Blog 17. Galapagos. 00.53.74S 89.36.75W

David Batten
Mon 22 Feb 2016 12:49
Monday, 15/02/16. A lovely night after 2.00am when we were able to turn the motor off and sail with full Main, Genoa and Staysail, with some beautiful nocturnal gulls for company, the moon and a sky full of stars. Then a day of fantastic sailing across a sea of perfect blue and long swells, with only gulls and petrols for company and such peace and tranquility. The wind gradually died as we knew it would and by midnight, we were motor sailing again. Happy with winning one leg, we are keen to just get to the Galapagos as quickly as possible and never mind the penalty for using the engine, plus the Nav lights on the bow seemed to attract the gorgeous nocturnal gulls that fished so gracefully around the boat. Pure white in the lights, they came and went like phantoms, totally silent except for what we assume were little radar clicks as they circled and dropped onto the water beside the boat.
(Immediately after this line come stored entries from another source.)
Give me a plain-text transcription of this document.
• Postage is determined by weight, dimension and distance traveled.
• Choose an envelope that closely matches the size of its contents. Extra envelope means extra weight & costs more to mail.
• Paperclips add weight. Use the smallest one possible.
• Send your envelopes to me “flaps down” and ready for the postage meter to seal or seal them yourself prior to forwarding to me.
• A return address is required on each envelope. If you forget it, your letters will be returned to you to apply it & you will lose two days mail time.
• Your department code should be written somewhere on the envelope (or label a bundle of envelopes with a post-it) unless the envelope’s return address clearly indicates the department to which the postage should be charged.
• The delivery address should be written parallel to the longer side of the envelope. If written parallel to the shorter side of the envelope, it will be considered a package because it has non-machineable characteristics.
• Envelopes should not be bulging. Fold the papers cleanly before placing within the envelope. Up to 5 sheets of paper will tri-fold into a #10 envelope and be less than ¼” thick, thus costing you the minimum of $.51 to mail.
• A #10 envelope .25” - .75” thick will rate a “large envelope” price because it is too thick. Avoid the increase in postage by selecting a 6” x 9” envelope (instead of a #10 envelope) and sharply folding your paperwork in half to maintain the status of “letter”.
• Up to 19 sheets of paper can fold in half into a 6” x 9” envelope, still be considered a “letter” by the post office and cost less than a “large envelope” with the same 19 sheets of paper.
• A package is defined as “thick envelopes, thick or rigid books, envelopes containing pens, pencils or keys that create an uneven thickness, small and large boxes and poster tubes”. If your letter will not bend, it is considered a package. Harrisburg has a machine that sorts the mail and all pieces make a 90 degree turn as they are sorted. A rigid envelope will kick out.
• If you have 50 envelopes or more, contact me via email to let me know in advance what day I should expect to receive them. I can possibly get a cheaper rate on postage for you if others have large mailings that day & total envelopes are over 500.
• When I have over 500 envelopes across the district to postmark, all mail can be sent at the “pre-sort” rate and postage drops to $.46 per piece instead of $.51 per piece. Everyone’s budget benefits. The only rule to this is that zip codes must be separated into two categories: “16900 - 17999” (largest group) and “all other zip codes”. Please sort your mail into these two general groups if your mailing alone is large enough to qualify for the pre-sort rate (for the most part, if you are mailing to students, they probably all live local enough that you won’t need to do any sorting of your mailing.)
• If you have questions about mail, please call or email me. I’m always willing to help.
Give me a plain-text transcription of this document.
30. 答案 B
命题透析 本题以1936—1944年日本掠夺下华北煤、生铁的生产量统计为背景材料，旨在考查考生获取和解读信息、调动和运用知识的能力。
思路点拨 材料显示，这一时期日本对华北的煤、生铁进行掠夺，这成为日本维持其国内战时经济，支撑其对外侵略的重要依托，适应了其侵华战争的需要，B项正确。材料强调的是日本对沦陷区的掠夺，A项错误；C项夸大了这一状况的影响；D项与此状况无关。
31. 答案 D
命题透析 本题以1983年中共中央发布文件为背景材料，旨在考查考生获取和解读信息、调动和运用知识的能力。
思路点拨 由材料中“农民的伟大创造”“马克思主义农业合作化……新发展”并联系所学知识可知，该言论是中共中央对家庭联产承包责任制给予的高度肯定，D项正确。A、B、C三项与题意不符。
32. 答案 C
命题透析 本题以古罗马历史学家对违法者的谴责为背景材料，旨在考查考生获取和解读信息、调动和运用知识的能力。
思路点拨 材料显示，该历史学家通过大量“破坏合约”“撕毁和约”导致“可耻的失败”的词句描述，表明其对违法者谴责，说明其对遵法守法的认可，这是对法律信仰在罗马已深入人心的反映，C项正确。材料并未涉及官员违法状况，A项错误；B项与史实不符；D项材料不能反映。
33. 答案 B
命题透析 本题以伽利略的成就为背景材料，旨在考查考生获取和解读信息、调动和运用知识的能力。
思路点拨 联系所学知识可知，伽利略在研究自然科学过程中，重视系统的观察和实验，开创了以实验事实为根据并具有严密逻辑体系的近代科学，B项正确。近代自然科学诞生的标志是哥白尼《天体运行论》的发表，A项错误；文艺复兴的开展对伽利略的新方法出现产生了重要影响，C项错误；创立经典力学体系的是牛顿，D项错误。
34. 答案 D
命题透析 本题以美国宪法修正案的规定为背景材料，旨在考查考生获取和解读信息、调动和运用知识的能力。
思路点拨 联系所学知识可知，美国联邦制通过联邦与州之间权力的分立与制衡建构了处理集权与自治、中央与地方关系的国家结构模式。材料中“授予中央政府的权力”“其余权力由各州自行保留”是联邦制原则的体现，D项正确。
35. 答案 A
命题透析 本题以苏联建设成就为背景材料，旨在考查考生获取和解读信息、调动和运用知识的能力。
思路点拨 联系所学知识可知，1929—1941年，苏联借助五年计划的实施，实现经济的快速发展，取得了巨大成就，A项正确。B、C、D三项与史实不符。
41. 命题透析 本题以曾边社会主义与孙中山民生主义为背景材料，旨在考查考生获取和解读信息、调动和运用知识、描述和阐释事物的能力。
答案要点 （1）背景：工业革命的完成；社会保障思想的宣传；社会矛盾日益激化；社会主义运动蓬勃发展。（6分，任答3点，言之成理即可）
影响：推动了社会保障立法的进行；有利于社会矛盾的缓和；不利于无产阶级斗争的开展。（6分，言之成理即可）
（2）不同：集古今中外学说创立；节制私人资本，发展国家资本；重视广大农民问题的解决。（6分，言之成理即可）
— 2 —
Tuesday, 16/02/16. 09.00am and we crossed the equator. Celebrated with Buck's Fizz, which went down really well and is truly excellent when made with freshly squeezed oranges and consumed on a small boat in a large ocean on a beautiful morning. With very little wind all day, we motor sailed with only the temporary company of some large fishing vessels, one with a helicopter on board, that were just on the edge of the waters that form part of the Galapagos National Park. We were offered a lovely looking tuna by one of the tenders, but as tuna was on the long of things you are not permitted to bring into the Galapagos, we had to regretfully decline it. Land was sighted at 14.40, by which time we were just motoring in less than 5 knots of wind, but we had a wonderful time as we went down the coast of San Cristobal, with a great view of Kicker's Rock and the first (of hundreds) of seals, Boobies, Frigates, Petrals and other sea birds, plus countless Rays, some of which were jumping out several feet of the sea, twisting and then slamming back into the sea with a huge splash. We eventually motored into Puerto Baquerizo in the dark, a bit of a navigational nightmare as the Garmin chart was way out, the buoys were not as marked on the paper charts and we ended up using the iSailor chart on the iPad. The reef was breaking noisily on the port side as we felt our way towards the boats at anchor in the harbour. Once in the harbour, we could make out Spirit and Paradise Found who we knew were already there, so we anchored close to them and had a very strong anchor nip to restore our nerves.